Now come on, kids, it’s not science if you do not (and in cases blithely reject) more information. Science is process not conclusion.
But too often it’s the conclusion we see trying to drive the bus through forest and over prairie. Academia being for children ends up being by them as well. In the child’s studied view the facts have to fit the text or they don’t belong. This handy practice allows nine thousands years of intense prairie and forest burning to be ignored and a sauna chimney to be scientifically proven as culprit. God bless the adults who believe these children because they won’t easily get praise and acceptance from me.
By their nature and definition academic disciplines are limited. When (as too often occurs) a dab of discipline knowledge gets applied to a larger condition the application will be as apt as putting mustard on cupcake frosting.
Sadly (but very human) we get sucked into the absurd conclusions of the pedantic children tantruming among us. We go along in hope of quieting the noisy little bastards. Doesn’t work well does it? Noisy complaint supports baseless protest, a fact of living the old and young children know very well.
If you have a firm conviction and are satisfied you can support it then what problem resides in hearing out conflicting or side issues?

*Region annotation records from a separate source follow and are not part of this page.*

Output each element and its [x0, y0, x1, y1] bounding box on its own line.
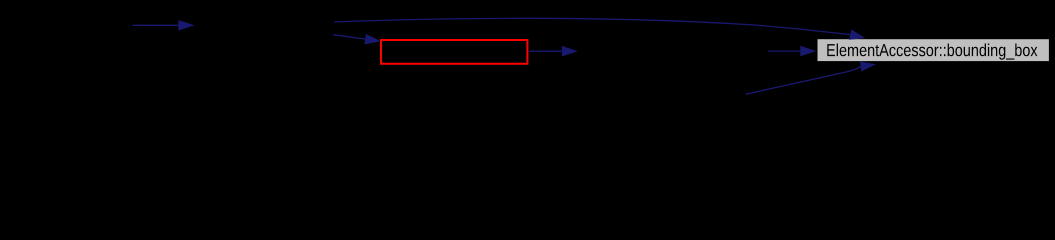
edge: current node -> callee node — [529, 46, 578, 57]
node: ElementAccessor::bounding_box (grey box) — [818, 39, 1049, 61]
current node (red outline, label invisible on black) — [381, 40, 527, 64]
label: ElementAccessor::bounding_box — [827, 44, 1037, 60]
edge: callee node -> ElementAccessor::bounding_box — [768, 46, 817, 57]
edge: caller1 -> caller2 (leftmost arrow) — [133, 20, 195, 31]
edge: caller2 -> current node — [333, 34, 381, 45]
edge: caller2 -> ElementAccessor::bounding_box (long top arc) — [334, 18, 865, 40]
edge: lower caller -> ElementAccessor::bounding_box (from below) — [746, 62, 876, 95]
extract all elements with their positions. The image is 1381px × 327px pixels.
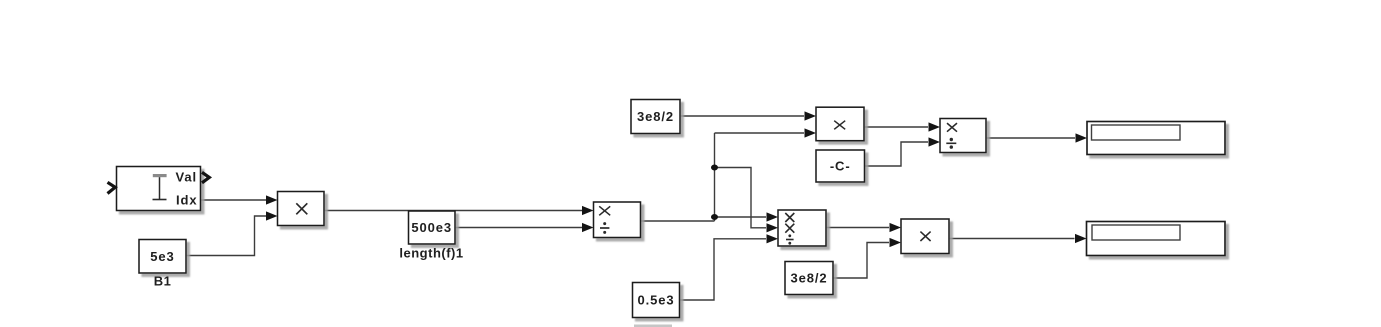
wire product P1 to divide D1 <box>324 206 594 215</box>
constant 3e8/2 bottom <box>785 262 833 295</box>
divide D2 <box>940 119 986 153</box>
wire multiply M1 to divide D2 <box>865 122 941 131</box>
constant B1 value 5e3 <box>139 240 186 274</box>
wire constant -C- to divide D2 <box>865 137 941 166</box>
min/max block with Val and Idx outputs <box>117 167 201 211</box>
divide D1 <box>594 202 641 238</box>
wire multiply M2 to display block 2 <box>949 234 1087 243</box>
product P2 (3 inputs) <box>778 210 826 246</box>
wire net to product P2 second input <box>715 168 779 233</box>
svg-text:Idx: Idx <box>176 193 197 208</box>
svg-text:-C-: -C- <box>830 159 851 174</box>
unconnected input chevron of min/max block <box>108 182 116 193</box>
wire constant 3e8/2 bottom to multiply M2 <box>833 238 901 278</box>
svg-text:5e3: 5e3 <box>150 249 174 264</box>
wire Idx to product P1 <box>201 195 278 204</box>
wire net to top multiply M1 second input <box>715 128 817 137</box>
display block 1 <box>1087 122 1225 155</box>
wire product P2 to multiply M2 <box>826 223 901 232</box>
product P1 <box>278 192 325 226</box>
wire divide D1 output to junction net <box>641 220 715 222</box>
constant -C- <box>816 150 865 182</box>
unconnected Val output chevron <box>202 172 209 183</box>
wire constant 500e3 to divide D1 <box>455 223 594 232</box>
constant 500e3 <box>409 211 456 244</box>
wire vertical net riser <box>714 133 716 221</box>
display block 2 <box>1087 222 1226 256</box>
wire divide D2 to display block 1 <box>986 133 1087 142</box>
clipped label below 0.5e3 <box>634 325 672 327</box>
svg-text:B1: B1 <box>154 274 172 289</box>
wire constant B1 to product P1 <box>186 211 278 255</box>
multiply M1 <box>816 107 864 141</box>
constant 0.5e3 <box>633 283 680 318</box>
svg-text:3e8/2: 3e8/2 <box>637 109 674 124</box>
svg-text:length(f)1: length(f)1 <box>399 246 463 261</box>
wire net to product P2 first input <box>715 212 779 221</box>
node junction dot upper <box>711 165 718 171</box>
constant 3e8/2 top <box>631 100 680 134</box>
svg-text:3e8/2: 3e8/2 <box>790 271 827 286</box>
svg-text:Val: Val <box>176 170 198 185</box>
wire constant 3e8/2 top to multiply M1 <box>680 111 816 120</box>
svg-text:500e3: 500e3 <box>411 220 452 235</box>
node junction dot lower <box>711 214 718 220</box>
wire constant 0.5e3 to product P2 third input <box>680 234 779 300</box>
svg-text:0.5e3: 0.5e3 <box>637 293 674 308</box>
multiply M2 <box>901 219 949 254</box>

I ask because listening to those other view should (if you are indeed correct) add to the validity of your view. Instead (and far too often because we are encouraged to be tribal takers of sides) the tendency is to attack contrary views with scorn, derision, and some of the emptiest thinking imaginable.
Doubt me? Well try on for size the gem of probity that says that since objectivity and fairness are not 100% achievable there is no point to try. That disfiguring blow to reasonable process promotes some of our worst traits, such as placing lust for a good attack over an attempt at objective verification.

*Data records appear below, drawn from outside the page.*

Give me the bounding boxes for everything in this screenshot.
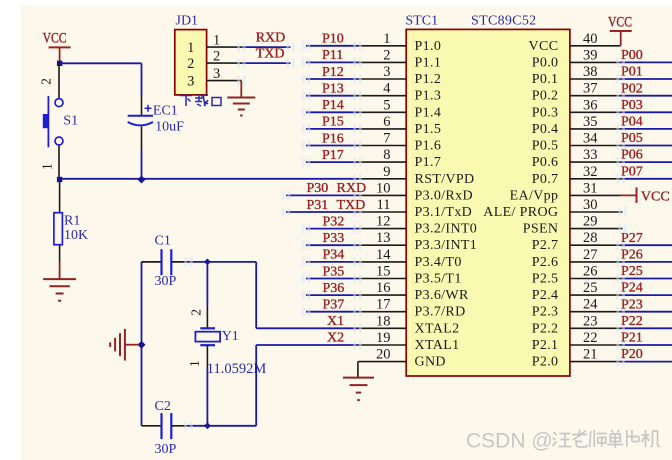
svg-text:P2.5: P2.5 <box>532 272 559 287</box>
svg-text:19: 19 <box>376 330 391 346</box>
svg-text:JD1: JD1 <box>176 13 199 28</box>
svg-text:P04: P04 <box>621 115 643 130</box>
svg-text:36: 36 <box>583 97 598 113</box>
svg-text:4: 4 <box>383 81 391 97</box>
svg-text:RXD: RXD <box>256 31 286 46</box>
svg-text:30: 30 <box>583 197 598 213</box>
svg-text:P14: P14 <box>322 98 344 113</box>
svg-text:P01: P01 <box>621 65 643 80</box>
svg-text:P2.2: P2.2 <box>532 321 559 336</box>
svg-text:23: 23 <box>583 313 598 329</box>
svg-text:C1: C1 <box>155 234 171 249</box>
svg-text:28: 28 <box>583 230 598 246</box>
svg-text:1: 1 <box>187 40 194 56</box>
svg-text:22: 22 <box>583 330 598 346</box>
svg-text:P1.0: P1.0 <box>415 39 442 54</box>
svg-text:P11: P11 <box>322 48 343 63</box>
svg-text:14: 14 <box>376 247 391 263</box>
svg-text:P25: P25 <box>621 264 643 279</box>
svg-text:P1.4: P1.4 <box>415 105 442 120</box>
svg-text:38: 38 <box>583 64 598 80</box>
svg-text:P32: P32 <box>323 214 345 229</box>
svg-text:VCC: VCC <box>641 189 670 204</box>
svg-text:EC1: EC1 <box>153 104 178 119</box>
svg-text:P00: P00 <box>621 48 643 63</box>
svg-text:21: 21 <box>583 347 598 363</box>
svg-text:C2: C2 <box>155 399 171 414</box>
svg-text:P0.5: P0.5 <box>532 139 559 154</box>
svg-text:P0.2: P0.2 <box>532 89 559 104</box>
svg-text:P0.4: P0.4 <box>532 122 559 137</box>
svg-text:1: 1 <box>40 163 55 170</box>
svg-text:P2.0: P2.0 <box>532 355 559 370</box>
svg-text:TXD: TXD <box>256 47 285 62</box>
svg-text:29: 29 <box>583 214 598 230</box>
svg-text:P03: P03 <box>621 98 643 113</box>
svg-text:P21: P21 <box>621 331 643 346</box>
svg-text:P20: P20 <box>621 347 643 362</box>
svg-text:3: 3 <box>383 64 390 80</box>
svg-text:13: 13 <box>376 230 391 246</box>
svg-text:20: 20 <box>376 347 391 363</box>
svg-text:2: 2 <box>213 48 220 64</box>
svg-text:R1: R1 <box>64 214 80 229</box>
svg-text:P34: P34 <box>323 248 345 263</box>
svg-text:P22: P22 <box>621 314 643 329</box>
svg-text:P3.0/RxD: P3.0/RxD <box>415 188 473 203</box>
svg-text:3: 3 <box>187 74 194 90</box>
svg-text:11.0592M: 11.0592M <box>207 361 267 377</box>
svg-text:P35: P35 <box>323 264 345 279</box>
svg-text:6: 6 <box>383 114 390 130</box>
svg-text:15: 15 <box>376 264 391 280</box>
svg-text:P3.3/INT1: P3.3/INT1 <box>415 238 478 253</box>
svg-text:P1.5: P1.5 <box>415 122 442 137</box>
svg-text:GND: GND <box>415 355 446 370</box>
svg-text:35: 35 <box>583 114 598 130</box>
svg-text:P1.3: P1.3 <box>415 89 442 104</box>
svg-text:P2.1: P2.1 <box>532 338 559 353</box>
svg-text:P33: P33 <box>323 231 345 246</box>
svg-text:34: 34 <box>583 131 598 147</box>
svg-text:VCC: VCC <box>43 31 67 47</box>
svg-text:10K: 10K <box>64 228 88 243</box>
svg-text:P17: P17 <box>322 148 344 163</box>
svg-text:XTAL2: XTAL2 <box>415 321 460 336</box>
svg-text:33: 33 <box>583 147 598 163</box>
svg-text:P05: P05 <box>621 131 643 146</box>
svg-text:18: 18 <box>376 313 391 329</box>
svg-text:P26: P26 <box>621 248 643 263</box>
svg-text:17: 17 <box>376 297 391 313</box>
svg-text:RST/VPD: RST/VPD <box>415 172 475 187</box>
svg-text:P0.1: P0.1 <box>532 72 559 87</box>
svg-text:10uF: 10uF <box>155 120 184 135</box>
svg-text:3: 3 <box>213 66 220 82</box>
svg-text:X1: X1 <box>327 314 344 329</box>
svg-text:30P: 30P <box>155 442 177 457</box>
svg-text:P13: P13 <box>322 82 344 97</box>
svg-text:P1.2: P1.2 <box>415 72 442 87</box>
svg-text:30P: 30P <box>155 274 177 289</box>
svg-text:P37: P37 <box>323 298 345 313</box>
svg-text:2: 2 <box>187 56 194 72</box>
svg-text:1: 1 <box>213 32 220 48</box>
svg-text:31: 31 <box>583 180 598 196</box>
svg-text:1: 1 <box>383 31 390 47</box>
svg-text:12: 12 <box>376 214 391 230</box>
svg-text:P3.7/RD: P3.7/RD <box>415 305 466 320</box>
svg-text:CSDN @: CSDN @ <box>466 429 553 452</box>
svg-text:TXD: TXD <box>337 198 366 213</box>
svg-text:P10: P10 <box>322 32 344 47</box>
svg-text:P06: P06 <box>621 148 643 163</box>
svg-text:37: 37 <box>583 81 598 97</box>
svg-text:P23: P23 <box>621 297 643 312</box>
svg-text:P3.4/T0: P3.4/T0 <box>415 255 462 270</box>
svg-text:9: 9 <box>383 164 390 180</box>
svg-text:PSEN: PSEN <box>523 222 559 237</box>
svg-text:40: 40 <box>583 31 598 47</box>
svg-text:P3.6/WR: P3.6/WR <box>415 288 469 303</box>
svg-text:Y1: Y1 <box>222 329 239 344</box>
svg-text:25: 25 <box>583 280 598 296</box>
svg-text:P1.1: P1.1 <box>415 55 442 70</box>
svg-text:P15: P15 <box>322 115 344 130</box>
svg-text:P02: P02 <box>621 81 643 96</box>
svg-text:VCC: VCC <box>529 39 559 54</box>
svg-text:11: 11 <box>377 197 391 213</box>
svg-text:27: 27 <box>583 247 598 263</box>
svg-text:P07: P07 <box>621 164 643 179</box>
svg-text:ALE/ PROG: ALE/ PROG <box>483 205 558 220</box>
svg-text:P1.7: P1.7 <box>415 155 442 170</box>
svg-text:P16: P16 <box>322 131 344 146</box>
svg-text:STC1: STC1 <box>405 14 438 29</box>
svg-text:P3.2/INT0: P3.2/INT0 <box>415 222 478 237</box>
svg-text:VCC: VCC <box>608 15 632 31</box>
svg-text:P2.4: P2.4 <box>532 288 559 303</box>
svg-text:P3.1/TxD: P3.1/TxD <box>415 205 473 220</box>
svg-text:P1.6: P1.6 <box>415 139 442 154</box>
svg-text:5: 5 <box>383 97 390 113</box>
svg-text:P0.3: P0.3 <box>532 105 559 120</box>
svg-text:EA/Vpp: EA/Vpp <box>510 188 559 203</box>
svg-text:2: 2 <box>383 47 390 63</box>
svg-text:10: 10 <box>376 180 391 196</box>
svg-text:26: 26 <box>583 264 598 280</box>
svg-text:8: 8 <box>383 147 390 163</box>
svg-text:P2.3: P2.3 <box>532 305 559 320</box>
svg-text:RXD: RXD <box>337 181 367 196</box>
svg-text:P12: P12 <box>322 65 344 80</box>
svg-text:P0.6: P0.6 <box>532 155 559 170</box>
svg-text:STC89C52: STC89C52 <box>471 14 536 29</box>
svg-text:1: 1 <box>187 360 202 367</box>
svg-text:P3.5/T1: P3.5/T1 <box>415 272 462 287</box>
svg-text:P31: P31 <box>307 198 329 213</box>
svg-text:16: 16 <box>376 280 391 296</box>
svg-text:S1: S1 <box>63 114 78 129</box>
svg-text:P2.7: P2.7 <box>532 238 559 253</box>
svg-text:24: 24 <box>583 297 598 313</box>
svg-text:P36: P36 <box>323 281 345 296</box>
svg-text:7: 7 <box>383 131 390 147</box>
svg-text:39: 39 <box>583 47 598 63</box>
svg-text:P30: P30 <box>307 181 329 196</box>
svg-text:32: 32 <box>583 164 598 180</box>
svg-text:P24: P24 <box>621 281 643 296</box>
svg-text:2: 2 <box>189 309 204 316</box>
svg-text:P0.7: P0.7 <box>532 172 559 187</box>
svg-text:XTAL1: XTAL1 <box>415 338 460 353</box>
svg-text:2: 2 <box>39 78 54 85</box>
svg-text:P0.0: P0.0 <box>532 55 559 70</box>
svg-text:X2: X2 <box>327 331 344 346</box>
svg-text:P2.6: P2.6 <box>532 255 559 270</box>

Truth and fact have little place in the reality theatre of make-it-up-as-you-go where masked bit players are dragged on and off stage for no reason but show. Vicious is a fair description of such dramatics. You have perhaps participated directly. Maybe you’ve watched or have experienced what happens when observation or objection is raised.
In any of those the response-attack is meant to destroy not nurture human curiosity. The processes we support directly or passively determine whether we’ll be advocates or discoverers. But keep this in mind.
When advocacy replaces discovery it does so at the cost of humanity.